If we do not trade anybody and forge ahead:
-we jeopardize the ability to draft premium talent
-it is difficult to develop young skaters when in contention; important icetime goes to reliable guys.
-we can prove something to ourselves finishing close to playoff contention.
-we probably have to spend some of the futures to find a winger or 2C to complete the group and push it to contention. I will not accept that a 20 year old will do this. Maybe Snuggerud does help a lot in this area, but it’s really nuts to put 10 years of the franchise on the back of a 20 year old who isn’t even under contract. I mean I’m always down to yolo I guess so maybe I’m okay with this.
-In 3 years: if our current group plus a few 22 year olds isn’t enough then you’re going to be drafting in the middle for the whole 10 years while potentially contending for 0 of them.
Robert Thomas is probably my favorite blue of all time and probably the most skilled we’ve ever had. He isn’t hard to play against. Jordan Kyrou is superlative at a few things, league best at them. He’s not hard to play against. Schenn is kind of hard to play against, but he’s such a classy and swell guy - he’s only hard to play against if you really cross the line with him. Parayko is way too easy to play against. Buchnevich started his career here perfect head butting Lawson Crouse. Since then? Easy to play against. Etc. This group does -not- have the ability to make opponents uncomfortable. It does -not- have the ability to grind down the opposition. It has to really just get lucky with the puck - pray one of the 20 shots towards their net in the first 10 minutes doesn’t squeak through and pray some of the rush chances convert. We are -not- one 21 year old Dvorsky away from being a contender.
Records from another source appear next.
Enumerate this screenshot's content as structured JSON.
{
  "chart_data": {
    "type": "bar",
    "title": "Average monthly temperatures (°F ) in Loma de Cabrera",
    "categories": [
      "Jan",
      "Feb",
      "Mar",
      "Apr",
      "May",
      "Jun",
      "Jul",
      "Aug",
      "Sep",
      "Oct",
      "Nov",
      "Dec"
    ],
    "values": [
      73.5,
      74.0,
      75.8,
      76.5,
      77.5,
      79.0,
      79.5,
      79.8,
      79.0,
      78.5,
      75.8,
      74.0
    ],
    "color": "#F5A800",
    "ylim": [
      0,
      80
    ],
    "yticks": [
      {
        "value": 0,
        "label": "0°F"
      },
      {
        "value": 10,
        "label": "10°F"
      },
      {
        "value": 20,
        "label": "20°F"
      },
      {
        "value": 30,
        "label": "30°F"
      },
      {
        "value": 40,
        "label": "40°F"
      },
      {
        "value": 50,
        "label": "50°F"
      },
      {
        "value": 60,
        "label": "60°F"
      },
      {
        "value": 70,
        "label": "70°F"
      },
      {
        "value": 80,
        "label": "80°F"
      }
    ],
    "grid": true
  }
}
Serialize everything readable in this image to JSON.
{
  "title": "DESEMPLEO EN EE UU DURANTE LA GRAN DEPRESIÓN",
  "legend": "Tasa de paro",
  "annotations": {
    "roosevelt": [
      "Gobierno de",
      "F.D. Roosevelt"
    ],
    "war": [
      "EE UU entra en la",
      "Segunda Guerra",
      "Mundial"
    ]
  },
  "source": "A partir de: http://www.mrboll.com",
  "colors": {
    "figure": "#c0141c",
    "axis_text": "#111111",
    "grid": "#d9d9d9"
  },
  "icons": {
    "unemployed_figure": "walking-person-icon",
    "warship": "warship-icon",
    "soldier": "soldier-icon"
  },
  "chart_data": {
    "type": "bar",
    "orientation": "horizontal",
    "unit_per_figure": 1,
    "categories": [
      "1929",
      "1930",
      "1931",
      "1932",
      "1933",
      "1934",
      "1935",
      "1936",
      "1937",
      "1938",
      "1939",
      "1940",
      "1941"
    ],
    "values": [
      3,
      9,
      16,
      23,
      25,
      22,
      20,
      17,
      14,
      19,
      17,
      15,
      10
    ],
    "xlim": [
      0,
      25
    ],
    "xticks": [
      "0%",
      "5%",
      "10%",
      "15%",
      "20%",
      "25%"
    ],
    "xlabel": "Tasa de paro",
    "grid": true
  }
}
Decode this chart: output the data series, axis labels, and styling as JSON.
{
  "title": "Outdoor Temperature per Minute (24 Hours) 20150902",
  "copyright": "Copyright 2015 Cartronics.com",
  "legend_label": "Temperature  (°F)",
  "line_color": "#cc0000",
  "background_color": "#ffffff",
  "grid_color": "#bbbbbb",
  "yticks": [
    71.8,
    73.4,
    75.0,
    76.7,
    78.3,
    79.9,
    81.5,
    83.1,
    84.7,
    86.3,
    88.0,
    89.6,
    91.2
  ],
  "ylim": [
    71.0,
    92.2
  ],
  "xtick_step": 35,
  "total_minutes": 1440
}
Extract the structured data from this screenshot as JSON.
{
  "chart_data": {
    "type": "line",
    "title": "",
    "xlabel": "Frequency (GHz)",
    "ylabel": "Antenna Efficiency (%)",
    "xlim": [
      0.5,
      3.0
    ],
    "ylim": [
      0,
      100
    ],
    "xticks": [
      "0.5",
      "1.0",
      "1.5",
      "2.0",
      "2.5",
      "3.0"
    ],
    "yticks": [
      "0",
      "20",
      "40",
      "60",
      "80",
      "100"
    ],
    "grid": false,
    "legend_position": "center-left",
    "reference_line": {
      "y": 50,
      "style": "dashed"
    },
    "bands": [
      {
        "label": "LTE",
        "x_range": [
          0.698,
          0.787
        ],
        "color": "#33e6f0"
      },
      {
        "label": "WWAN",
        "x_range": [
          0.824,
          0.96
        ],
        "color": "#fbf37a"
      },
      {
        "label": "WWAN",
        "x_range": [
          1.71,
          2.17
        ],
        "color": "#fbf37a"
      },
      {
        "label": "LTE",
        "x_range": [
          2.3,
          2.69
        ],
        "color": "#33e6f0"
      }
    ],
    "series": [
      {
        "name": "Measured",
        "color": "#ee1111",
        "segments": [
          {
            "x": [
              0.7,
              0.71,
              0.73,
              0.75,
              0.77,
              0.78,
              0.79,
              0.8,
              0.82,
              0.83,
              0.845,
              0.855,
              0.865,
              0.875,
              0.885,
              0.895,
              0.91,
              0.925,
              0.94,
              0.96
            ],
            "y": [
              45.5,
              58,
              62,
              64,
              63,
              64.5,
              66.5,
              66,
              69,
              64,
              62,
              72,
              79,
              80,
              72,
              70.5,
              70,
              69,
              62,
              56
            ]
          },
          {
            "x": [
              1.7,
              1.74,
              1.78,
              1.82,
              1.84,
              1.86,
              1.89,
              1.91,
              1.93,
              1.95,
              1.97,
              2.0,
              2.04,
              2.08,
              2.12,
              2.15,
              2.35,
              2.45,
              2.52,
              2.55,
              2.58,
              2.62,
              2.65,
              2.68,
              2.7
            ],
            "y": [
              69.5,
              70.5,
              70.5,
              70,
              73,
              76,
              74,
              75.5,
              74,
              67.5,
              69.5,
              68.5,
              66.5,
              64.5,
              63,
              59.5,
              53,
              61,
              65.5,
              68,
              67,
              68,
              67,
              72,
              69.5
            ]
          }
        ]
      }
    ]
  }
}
We don’t manufacture goals the way winning teams manufacture goals.
If I were gm nobody would be untouchable and I would take the biggest future package for any one skater from the core. I’m not biased as to who. Any one of them, even Robert Thomas. Whatever is the best relative return. One of Thomas, Kyrou, Parayko, Buchnevich, or Schenn would be traded for futures. The rest would stay. The goal of the trade is the future, so any of those guys who don’t return a future wouldn’t be traded. Buchnevich probably wouldn’t be the one heading out - he probably doesn’t return a lot. It’s probably Kyrou, Thomas, or Parayko. The good ones. Because my desire is the good return.
Your future in my scenario is much brighter:
-the chances you receive franchise defining talent goes from very low to moderate
-your team will play developmental hockey with guys who need development
-you’ll hopefully end up a tad bit harder to play against. Depending on who is traded you could simplify the entire team game and begin to build a solid foundation.
-you’ll open up the future space needed if any of these prospects do hit. You’d have the flexibility to try lots of things for lots of different timeframes.
-you still have a tremendous amount of young and old talent.
-there’s a real chance you’re going to be bad anyway, in this case you get none of the above benefits for the exact same pain.